“drop the ‘the’ just facebook it’s cleaner” — “Social Network” (link)
This Thinky blog post (https://thinkingmachines.ai/blog/on-policy-distillation/) have some sleek definitions of different stages of LLM training, upon which I elaborate a bit more:
Pre-training
- Goal: learn general capabilities (language use, reality about human online experience and world)
- Dataset: internet-scale, mixed quality, various sources
- There isn’t universal structure about the data at such scale. The only structure is that human language isn’t a sequence of random tokens. It follows grammar and encodes underlying knowledge
- Objective: next token prediction since we can only exploit the universal language structure that the next token and its previous context are related.
Post-Training:
- Goal: Elicit targeted behaviors by morphing its internal knowledge in higher dimensional space into a more structured form (e.g., QA) in lower dimensional space. This could mean instruction following, reasoning through math problems, or chat.

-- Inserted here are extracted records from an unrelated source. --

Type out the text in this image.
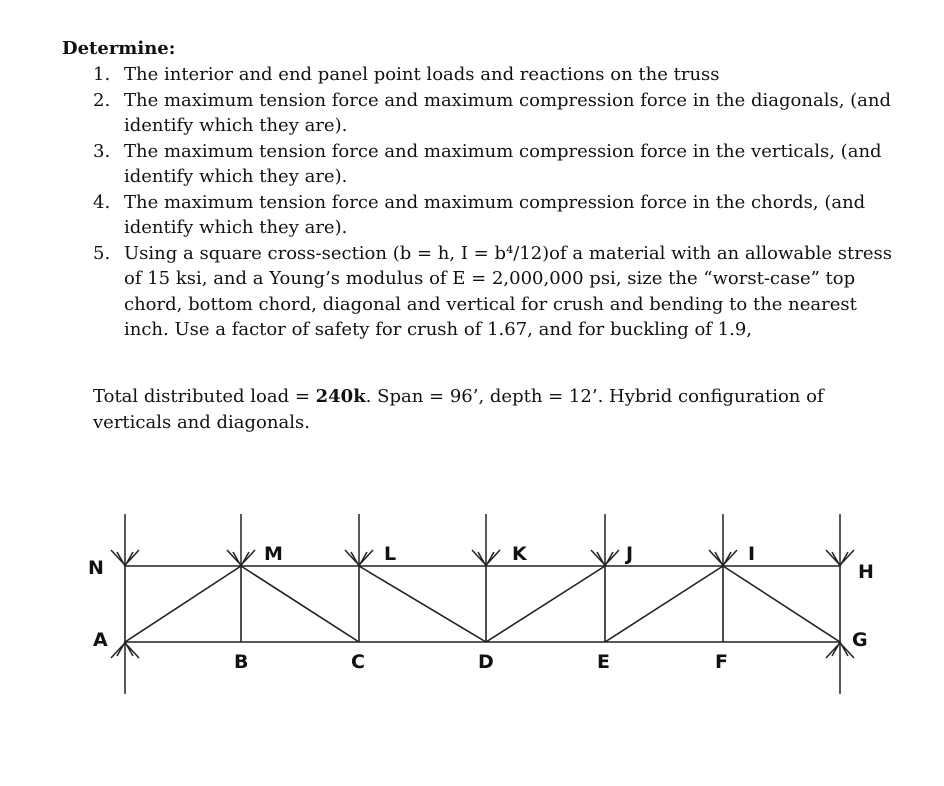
Determine:
1. The interior and end panel point loads and reactions on the truss
2. The maximum tension force and maximum compression force in the diagonals, (and identify which they are).
3. The maximum tension force and maximum compression force in the verticals, (and identify which they are).
4. The maximum tension force and maximum compression force in the chords, (and identify which they are).
5. Using a square cross-section (b = h, I = b⁴/12)of a material with an allowable stress of 15 ksi, and a Young’s modulus of E = 2,000,000 psi, size the “worst-case” top chord, bottom chord, diagonal and vertical for crush and bending to the nearest inch. Use a factor of safety for crush of 1.67, and for buckling of 1.9,
Total distributed load = 240k. Span = 96’, depth = 12’. Hybrid configuration of verticals and diagonals.
N
M	L	K	J	I
H
A
B	C	D	E	F
G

- Dataset: smaller-scale, higher-quality, less diverse, similar sources
- There is a lot of structure in Q&A data or math reasoning problems where there can always be an answer in the box.
- Objective: there is a lot of structures that we can exploit, like preference signal or verifiable reward from the answer in the box. So, we can design our learning algorithms more tailored towards the downstream task with SFT and RL.
⭐️Mid-Training⭐️:
- Goal: Train a general model into a domain-expert model by imparting domain knowledge, such as code, medical databases, or internal company documents.
- Dataset:
- Much small than web-scale data, usually higher quality or at least more close in distribution.

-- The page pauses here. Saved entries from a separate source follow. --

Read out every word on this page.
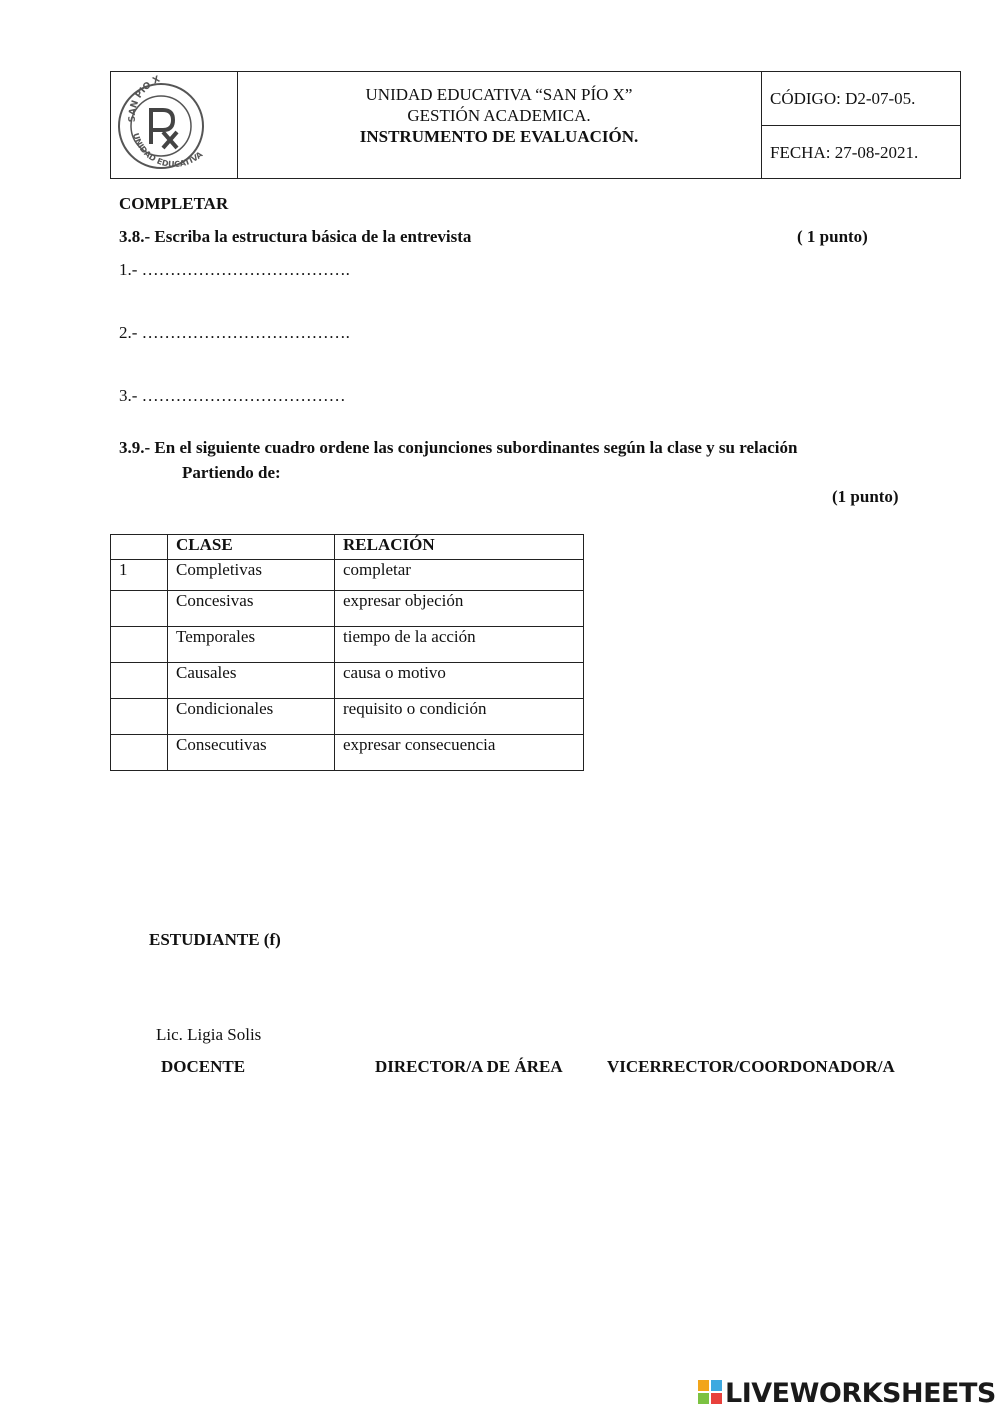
SAN PIO X
UNIDAD EDUCATIVA
UNIDAD EDUCATIVA “SAN PÍO X”
GESTIÓN ACADEMICA.
INSTRUMENTO DE EVALUACIÓN.
CÓDIGO: D2-07-05.
FECHA: 27-08-2021.
COMPLETAR
3.8.- Escriba la estructura básica de la entrevista	( 1 punto)
1.- ……………………………….
2.- ……………………………….
3.- ………………………………
3.9.- En el siguiente cuadro ordene las conjunciones subordinantes según la clase y su relación
Partiendo de:
(1 punto)
	CLASE	RELACIÓN
1	Completivas	completar
	Concesivas	expresar objeción
	Temporales	tiempo de la acción
	Causales	causa o motivo
	Condicionales	requisito o condición
	Consecutivas	expresar consecuencia
ESTUDIANTE (f)
Lic. Ligia Solis
DOCENTE	DIRECTOR/A DE ÁREA	VICERRECTOR/COORDONADOR/A
LIVEWORKSHEETS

- There can be a lot of structure to exploit like URLs, citations, or code syntax etc.
- Objective: We can still use next token prediction but we can leverage these structural meta-data to generate synthetic data. Or, we can use JEPA-style loss to learn embeddings based on the data structure.
Now, you see there isn’t really a formal definition of pre-/mid-/post-training. The real question are: What is the scale of the dataset? What inherent structure does the dataset have? How can we exploit them with data curation or learning algorithms?
The reason why JEPA will not work on language is that it has too many assumptions about the data structure that the learning objective, i.e., contrastive learning of joint embeddings, cannot generalize to internet scale.